La curiosidad es la sed de los genios; una febril corriente interior que busca desembocar en el inmenso mar del conocimiento. El historiador de arte británico, Kenneth Clark, define a Leonardo da Vinci como “el hombre más incesantemente curioso de la historia” Su mente fisgona, investigadora e indagadora llegó lejísimos, más que todo el conocimiento y la tecnología de su tiempo.
Ese deseo de conocer lo que no se sabe es una tensión positiva de nuestro ser, una tensión de hondura, que aunque en muchos aspectos sea un instinto natural, no todos los seres la usan para la exploración, la investigación y el aprendizaje. Por la curiosidad nuestra mente se puede transformar en un mirador, un balcón alto y bien situado en nuestro cerebro desde el que se puede contemplar con facilidad una infinidad de facetas del conocimiento. Otro gran genio, el científico más importante del siglo XX, Albert Einstein, decía de sí mismo: “No tengo talentos especiales, pero sí soy profundamente curioso”

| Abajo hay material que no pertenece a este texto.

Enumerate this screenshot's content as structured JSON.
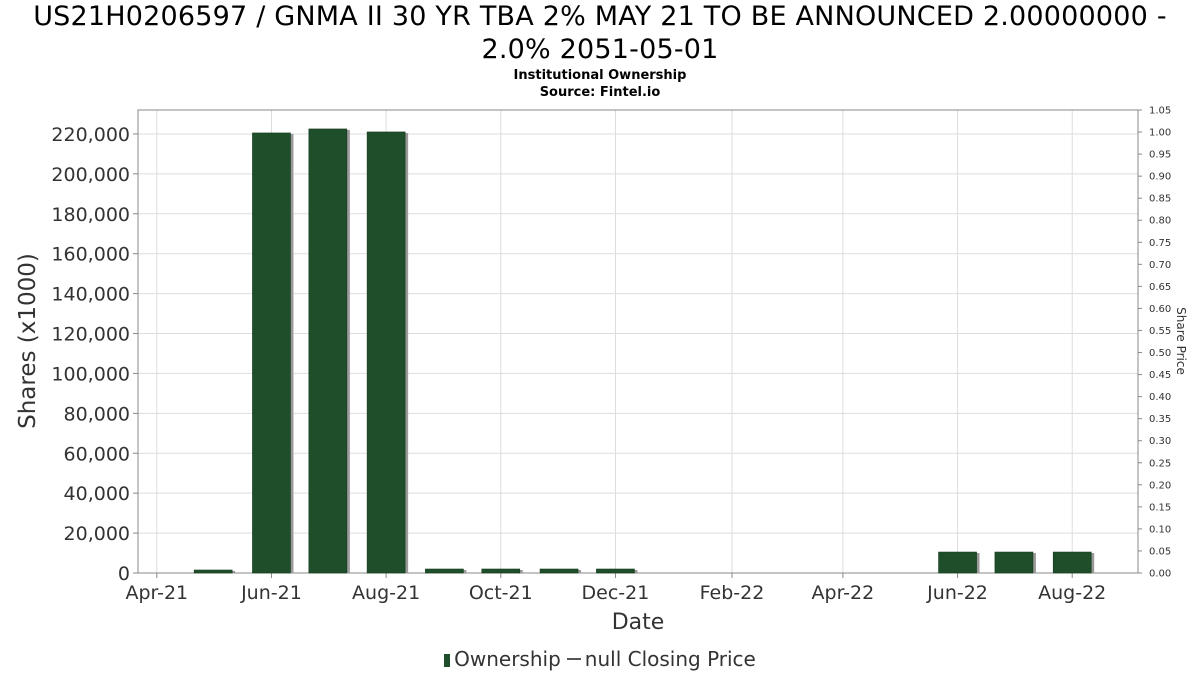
{
  "header": {
    "title_line1": "US21H0206597 / GNMA II 30 YR TBA 2% MAY 21 TO BE ANNOUNCED 2.00000000 -",
    "title_line2": "2.0% 2051-05-01",
    "subtitle1": "Institutional Ownership",
    "subtitle2": "Source: Fintel.io"
  },
  "legend": {
    "ownership": "Ownership",
    "closing_price": "null Closing Price"
  },
  "colors": {
    "bar": "#1f4e2a",
    "bar_shadow": "#9a9a9a",
    "grid": "#dddddd",
    "axis": "#888888"
  },
  "chart_data": {
    "type": "bar",
    "xlabel": "Date",
    "ylabel": "Shares (x1000)",
    "y2label": "Share Price",
    "x_tick_labels": [
      "Apr-21",
      "Jun-21",
      "Aug-21",
      "Oct-21",
      "Dec-21",
      "Feb-22",
      "Apr-22",
      "Jun-22",
      "Aug-22"
    ],
    "x_range": [
      "2021-03-22",
      "2022-09-05"
    ],
    "ylim": [
      0,
      232000
    ],
    "y_ticks": [
      0,
      20000,
      40000,
      60000,
      80000,
      100000,
      120000,
      140000,
      160000,
      180000,
      200000,
      220000
    ],
    "y_tick_labels": [
      "0",
      "20,000",
      "40,000",
      "60,000",
      "80,000",
      "100,000",
      "120,000",
      "140,000",
      "160,000",
      "180,000",
      "200,000",
      "220,000"
    ],
    "y2lim": [
      0,
      1.05
    ],
    "y2_tick_labels": [
      "0.00",
      "0.05",
      "0.10",
      "0.15",
      "0.20",
      "0.25",
      "0.30",
      "0.35",
      "0.40",
      "0.45",
      "0.50",
      "0.55",
      "0.60",
      "0.65",
      "0.70",
      "0.75",
      "0.80",
      "0.85",
      "0.90",
      "0.95",
      "1.00",
      "1.05"
    ],
    "grid": true,
    "legend_position": "bottom",
    "series": [
      {
        "name": "Ownership",
        "x": [
          "2021-05-01",
          "2021-06-01",
          "2021-07-01",
          "2021-08-01",
          "2021-09-01",
          "2021-10-01",
          "2021-11-01",
          "2021-12-01",
          "2022-06-01",
          "2022-07-01",
          "2022-08-01"
        ],
        "values": [
          1500,
          220500,
          222500,
          221000,
          2000,
          2000,
          2000,
          2000,
          10500,
          10500,
          10500
        ]
      }
    ]
  }
}
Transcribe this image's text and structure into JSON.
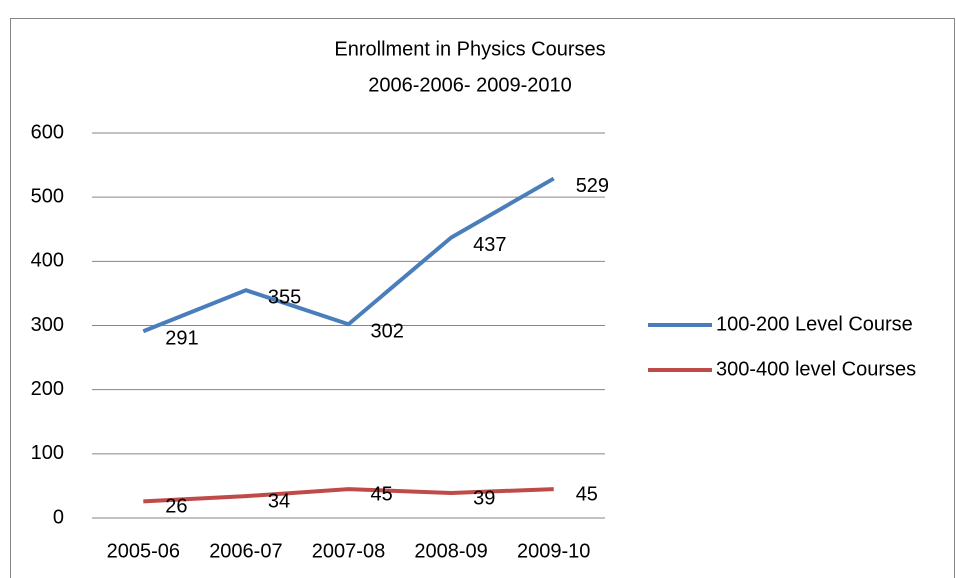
{
  "chart_data": {
    "type": "line",
    "title": "Enrollment in Physics Courses",
    "subtitle": "2006-2006- 2009-2010",
    "categories": [
      "2005-06",
      "2006-07",
      "2007-08",
      "2008-09",
      "2009-10"
    ],
    "series": [
      {
        "name": "100-200 Level Course",
        "color": "#4a7ebb",
        "values": [
          291,
          355,
          302,
          437,
          529
        ]
      },
      {
        "name": "300-400 level Courses",
        "color": "#be4b48",
        "values": [
          26,
          34,
          45,
          39,
          45
        ]
      }
    ],
    "ylim": [
      0,
      600
    ],
    "yticks": [
      0,
      100,
      200,
      300,
      400,
      500,
      600
    ],
    "grid": true,
    "legend": "right"
  }
}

Creo también, que la curiosidad forma parte de nuestro mecanismo de supervivencia. Siendo niños, la vivimos y la desarrollamos para crecer para entender cómo conservar la vida; especialmente cuando en una situación difícil tenemos que buscar una solución para salir adelante. Creo que no hay nada más positivo que ese impulso de escrutar, llamado curiosidad, aunque se diga que la curiosidad mató al gato o que un famoso filósofo francés llegara a la conclusión que la curiosidad de conocer las cosas ha sido entregada a los hombres como un castigo.
Mi experiencia de la curiosidad, casi siempre, se ha coloreado de interacción, relacionándome no solo con el entorno más cercano o más lejano, sino también con otros seres que me han abierto puertas a la información que buscaba. Me ha hecho avanzar.
El tiempo va sacando a la luz todo lo que está oculto, basta curiosidad, esfuerzo y paciencia, aunque como decía Horacio: “Dios no vende todas las cosas buenas al precio del trabajo”.